Ask HN: Unknown. Not Unknown or expired link, just Unknown.

10 points by philhippus ↗ HN
When I try to load HN through my http proxy, I get a blank screen with "Unknown." displayed in the top left corner. I've traced this output back to srv.arc and here is the code:

(= unknown-msg* "Unknown." max-age* (table) static-max-age* nil)

(def respond (str op args cooks ip) (w/stdout str (iflet f (srvops* op) (let req (inst 'request 'args args 'cooks cooks 'ip ip) (if (redirector* op) (do (prn rdheader) (prn "Location: " (f str req)) (prn)) (do (prn header) (awhen (max-age* op) (prn "Cache-Control: max-age=" it)) (f str req)))) (let filetype (static-filetype op) (aif (and filetype (file-exists (string staticdir* op))) (do (prn (type-header* filetype)) (awhen static-max-age* (prn "Cache-Control: max-age=" it)) (prn) (w/infile i it (whilet b (readb i) (writeb b str)))) (respond-err str unknown-msg*))))))

I don't read Lisp, let alone Arc but it seems like this code is parsing the http response headers and outputting the error message based on the Cache-Control header value.

Am I warm?

Edit: The URI causing this is news.ycombinator.com

9 comments

[ 3.9 ms ] story [ 31.2 ms ] thread
I have no idea and can't help you, but it may help others if you mention exactly the URL that you are trying to load.
I would guess the problem is with your proxy... or some rare hiccup while pg did some testing.

in any case: what are your request headers?

It's a transparent proxy, so the request headers are whatever is generated by the browser by default.
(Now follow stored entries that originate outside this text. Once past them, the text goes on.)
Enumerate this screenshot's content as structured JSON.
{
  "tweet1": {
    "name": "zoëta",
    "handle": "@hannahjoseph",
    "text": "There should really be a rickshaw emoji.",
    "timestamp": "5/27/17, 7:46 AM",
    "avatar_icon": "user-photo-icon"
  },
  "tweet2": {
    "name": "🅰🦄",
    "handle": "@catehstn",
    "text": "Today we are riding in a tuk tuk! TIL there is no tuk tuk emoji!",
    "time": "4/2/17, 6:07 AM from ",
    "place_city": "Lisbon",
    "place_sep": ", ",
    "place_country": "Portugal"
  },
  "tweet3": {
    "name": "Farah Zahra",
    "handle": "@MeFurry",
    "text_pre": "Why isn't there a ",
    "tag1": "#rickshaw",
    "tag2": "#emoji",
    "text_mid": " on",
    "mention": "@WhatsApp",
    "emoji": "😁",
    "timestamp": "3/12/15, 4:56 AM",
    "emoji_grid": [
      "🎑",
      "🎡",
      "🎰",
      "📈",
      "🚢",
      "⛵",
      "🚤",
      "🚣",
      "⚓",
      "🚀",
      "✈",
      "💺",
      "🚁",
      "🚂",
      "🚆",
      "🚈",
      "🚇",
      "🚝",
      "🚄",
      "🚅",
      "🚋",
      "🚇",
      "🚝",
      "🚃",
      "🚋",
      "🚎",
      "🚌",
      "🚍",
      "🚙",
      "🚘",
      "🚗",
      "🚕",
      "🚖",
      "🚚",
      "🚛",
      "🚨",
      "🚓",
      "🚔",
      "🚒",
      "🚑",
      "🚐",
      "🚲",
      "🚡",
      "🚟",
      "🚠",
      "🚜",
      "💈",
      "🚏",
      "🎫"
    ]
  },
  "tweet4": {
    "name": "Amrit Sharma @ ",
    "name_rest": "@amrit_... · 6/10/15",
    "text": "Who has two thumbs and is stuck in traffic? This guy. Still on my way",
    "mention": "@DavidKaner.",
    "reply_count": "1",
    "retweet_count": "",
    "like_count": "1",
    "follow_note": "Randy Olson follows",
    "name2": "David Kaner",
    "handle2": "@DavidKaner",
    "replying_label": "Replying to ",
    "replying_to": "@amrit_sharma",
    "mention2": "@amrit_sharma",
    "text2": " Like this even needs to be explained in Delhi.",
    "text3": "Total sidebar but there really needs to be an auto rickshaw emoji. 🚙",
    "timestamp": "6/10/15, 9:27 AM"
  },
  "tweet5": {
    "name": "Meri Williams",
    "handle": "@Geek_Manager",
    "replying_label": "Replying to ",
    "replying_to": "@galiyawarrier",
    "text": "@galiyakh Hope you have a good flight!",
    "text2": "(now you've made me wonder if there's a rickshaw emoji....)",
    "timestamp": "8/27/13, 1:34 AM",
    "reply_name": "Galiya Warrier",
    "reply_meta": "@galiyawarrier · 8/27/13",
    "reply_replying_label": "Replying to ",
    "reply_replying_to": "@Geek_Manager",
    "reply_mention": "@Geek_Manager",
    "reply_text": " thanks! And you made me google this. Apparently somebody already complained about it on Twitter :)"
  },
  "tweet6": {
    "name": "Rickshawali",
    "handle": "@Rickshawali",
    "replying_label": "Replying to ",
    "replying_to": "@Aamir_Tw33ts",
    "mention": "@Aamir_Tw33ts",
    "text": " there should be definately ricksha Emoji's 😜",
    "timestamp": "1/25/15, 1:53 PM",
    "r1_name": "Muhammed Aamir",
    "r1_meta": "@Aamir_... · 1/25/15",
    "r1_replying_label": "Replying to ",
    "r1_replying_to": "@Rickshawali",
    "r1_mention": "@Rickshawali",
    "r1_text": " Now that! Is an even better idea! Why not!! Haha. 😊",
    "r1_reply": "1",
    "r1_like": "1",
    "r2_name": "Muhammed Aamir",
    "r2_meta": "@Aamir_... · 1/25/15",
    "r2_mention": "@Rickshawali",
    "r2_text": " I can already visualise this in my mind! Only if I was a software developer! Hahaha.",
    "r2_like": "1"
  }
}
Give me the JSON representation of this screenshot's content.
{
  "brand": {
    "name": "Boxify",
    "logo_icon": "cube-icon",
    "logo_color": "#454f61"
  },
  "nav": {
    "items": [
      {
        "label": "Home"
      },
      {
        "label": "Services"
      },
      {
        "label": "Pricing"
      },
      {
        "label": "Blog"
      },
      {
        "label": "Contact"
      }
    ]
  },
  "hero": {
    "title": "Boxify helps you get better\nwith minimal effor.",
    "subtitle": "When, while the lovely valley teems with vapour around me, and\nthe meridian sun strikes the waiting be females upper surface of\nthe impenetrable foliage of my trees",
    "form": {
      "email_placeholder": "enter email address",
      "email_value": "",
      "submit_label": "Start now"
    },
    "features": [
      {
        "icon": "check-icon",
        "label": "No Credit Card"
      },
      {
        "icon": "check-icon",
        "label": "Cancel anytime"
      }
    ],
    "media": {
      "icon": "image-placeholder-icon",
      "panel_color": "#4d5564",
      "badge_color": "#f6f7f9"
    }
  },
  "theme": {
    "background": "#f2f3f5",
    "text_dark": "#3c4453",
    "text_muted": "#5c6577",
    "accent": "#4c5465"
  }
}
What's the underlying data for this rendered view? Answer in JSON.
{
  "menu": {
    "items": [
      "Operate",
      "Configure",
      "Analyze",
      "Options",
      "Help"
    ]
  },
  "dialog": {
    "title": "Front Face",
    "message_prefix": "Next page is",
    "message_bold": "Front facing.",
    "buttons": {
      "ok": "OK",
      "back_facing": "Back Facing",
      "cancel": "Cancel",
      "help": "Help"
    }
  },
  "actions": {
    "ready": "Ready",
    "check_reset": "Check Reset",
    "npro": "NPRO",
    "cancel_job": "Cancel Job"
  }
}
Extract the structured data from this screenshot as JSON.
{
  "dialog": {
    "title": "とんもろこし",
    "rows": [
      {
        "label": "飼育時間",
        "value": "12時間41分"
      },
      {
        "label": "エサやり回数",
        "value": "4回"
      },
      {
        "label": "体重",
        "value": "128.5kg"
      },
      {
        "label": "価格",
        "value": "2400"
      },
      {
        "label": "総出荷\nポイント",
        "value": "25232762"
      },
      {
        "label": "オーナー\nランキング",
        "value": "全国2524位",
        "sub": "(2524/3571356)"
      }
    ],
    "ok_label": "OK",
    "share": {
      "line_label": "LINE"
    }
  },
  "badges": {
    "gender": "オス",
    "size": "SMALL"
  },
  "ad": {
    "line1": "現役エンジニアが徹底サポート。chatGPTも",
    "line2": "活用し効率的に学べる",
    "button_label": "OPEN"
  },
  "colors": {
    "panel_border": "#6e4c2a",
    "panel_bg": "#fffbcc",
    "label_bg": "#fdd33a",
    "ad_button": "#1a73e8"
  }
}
I do inject a script into the returning http stream, but so does my antivirus without issue. Even if I send an empty script file, the error occurs.
we still need your request headers.... the real ones, not the one you think you have
http://i.imgur.com/VhQlE.jpg The link is a screen cap of the GET request and the displayed error message from Chrome.
The request looks wrong. Normally you should see a host header of "news.ycombinator.com" and a URL of "/". I.e., it should read "GET / HTTP/1.1".
Yes. This is a "no such file" error.
The request is not wrong, the server is wrong. Your answer makes sense though...I had a similar issue with Wordpress mangling redirects because it can't handle absolute URI's after GET.

When you change your internet settings on Windows to use a proxy, this is the format to which browsers generate requests.

From RFC 2616 5.1.2 Request-URI http://www.w3.org/Protocols/rfc2616/rfc2616-sec5.html :

'To allow for transition to absoluteURIs in all requests in future versions of HTTP, all HTTP/1.1 servers MUST accept the absoluteURI form in requests, even though HTTP/1.1 clients will only generate them in requests to proxies.'

My proxy shouldn't have to alter the request, according to the standard.